Closed tenghuanhe closed 3 years ago
Hi, @vigna could you please have a look? Thanks very much!!
Check for concurrent access. The maps are fine.
Please describe how to reproduce the issue on the current version of fastutil.
Check for concurrent access. The maps are fine.
Thanks for reply, I'll have a check.
Please describe how to reproduce the issue on the current version of fastutil.
Thanks for reply @incaseoftrouble, It's hard to reproduce this issue manually, but it occurs every several days in our prod env.
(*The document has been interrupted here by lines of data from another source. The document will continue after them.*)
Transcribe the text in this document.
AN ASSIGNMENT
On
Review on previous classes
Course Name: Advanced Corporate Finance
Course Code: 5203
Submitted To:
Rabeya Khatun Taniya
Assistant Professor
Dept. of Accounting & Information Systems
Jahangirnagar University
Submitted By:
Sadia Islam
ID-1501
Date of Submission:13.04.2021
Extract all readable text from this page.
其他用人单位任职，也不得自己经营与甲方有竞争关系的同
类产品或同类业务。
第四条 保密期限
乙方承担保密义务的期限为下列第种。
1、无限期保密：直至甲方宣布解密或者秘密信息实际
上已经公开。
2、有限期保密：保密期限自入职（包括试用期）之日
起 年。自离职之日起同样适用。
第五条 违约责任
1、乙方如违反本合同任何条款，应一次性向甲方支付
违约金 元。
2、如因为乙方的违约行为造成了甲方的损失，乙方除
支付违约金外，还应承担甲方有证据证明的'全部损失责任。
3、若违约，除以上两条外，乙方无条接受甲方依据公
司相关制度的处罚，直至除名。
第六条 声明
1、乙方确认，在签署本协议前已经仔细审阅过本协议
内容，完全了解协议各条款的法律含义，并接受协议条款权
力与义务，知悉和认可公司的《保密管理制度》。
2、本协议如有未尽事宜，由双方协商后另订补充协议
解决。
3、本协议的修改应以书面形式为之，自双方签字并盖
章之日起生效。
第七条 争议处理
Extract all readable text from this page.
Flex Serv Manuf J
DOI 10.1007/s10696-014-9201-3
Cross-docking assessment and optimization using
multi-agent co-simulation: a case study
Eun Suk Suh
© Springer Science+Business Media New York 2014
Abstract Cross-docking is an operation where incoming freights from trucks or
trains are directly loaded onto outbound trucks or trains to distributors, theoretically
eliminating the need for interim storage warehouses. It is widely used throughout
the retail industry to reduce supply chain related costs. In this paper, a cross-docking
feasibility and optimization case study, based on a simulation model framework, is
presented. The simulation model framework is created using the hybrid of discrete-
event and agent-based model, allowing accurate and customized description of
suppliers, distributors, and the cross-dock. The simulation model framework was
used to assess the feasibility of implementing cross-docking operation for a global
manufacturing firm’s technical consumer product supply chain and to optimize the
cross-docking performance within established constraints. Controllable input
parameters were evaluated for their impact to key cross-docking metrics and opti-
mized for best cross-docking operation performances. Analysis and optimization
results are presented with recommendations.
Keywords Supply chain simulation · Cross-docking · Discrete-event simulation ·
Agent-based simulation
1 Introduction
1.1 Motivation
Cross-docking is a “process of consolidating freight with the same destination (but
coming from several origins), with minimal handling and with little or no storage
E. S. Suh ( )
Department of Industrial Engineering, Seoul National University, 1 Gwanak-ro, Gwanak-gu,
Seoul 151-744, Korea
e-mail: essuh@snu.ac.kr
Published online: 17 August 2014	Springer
I'll attach the code later.
Hi, @vigna @incaseoftrouble Here is the code snippet where Object2IntOpenHashMap is used, as well as NPE occured. https://github.com/apache/druid/blob/c2fca2744a5427a823f6521ccdba2d1548ee85d9/processing/src/main/java/io/druid/segment/StringDimensionIndexer.java#L101-L116
The map valueToId
is well synchronized and no other places written into.
public int add(String originalValue)
{
String value = Strings.nullToEmpty(originalValue);
synchronized (lock) {
int prev = valueToId.getInt(value);
if (prev >= 0) {
return prev;
}
final int index = size();
valueToId.put(value, index);
idToValue.add(value);
minValue = minValue == null || minValue.compareTo(value) > 0 ? value : minValue;
maxValue = maxValue == null || maxValue.compareTo(value) < 0 ? value : maxValue;
return index;
}
}
Detailed stack:
java.lang.NullPointerException
at it.unimi.dsi.fastutil.objects.Object2IntOpenHashMap.rehash(Object2IntOpenHashMap.java:1313) ~[fastutil-8.1.0.jar:?]
at it.unimi.dsi.fastutil.objects.Object2IntOpenHashMap.insert(Object2IntOpenHashMap.java:322) ~[fastutil-8.1.0.jar:?]
at it.unimi.dsi.fastutil.objects.Object2IntOpenHashMap.put(Object2IntOpenHashMap.java:331) ~[fastutil-8.1.0.jar:?]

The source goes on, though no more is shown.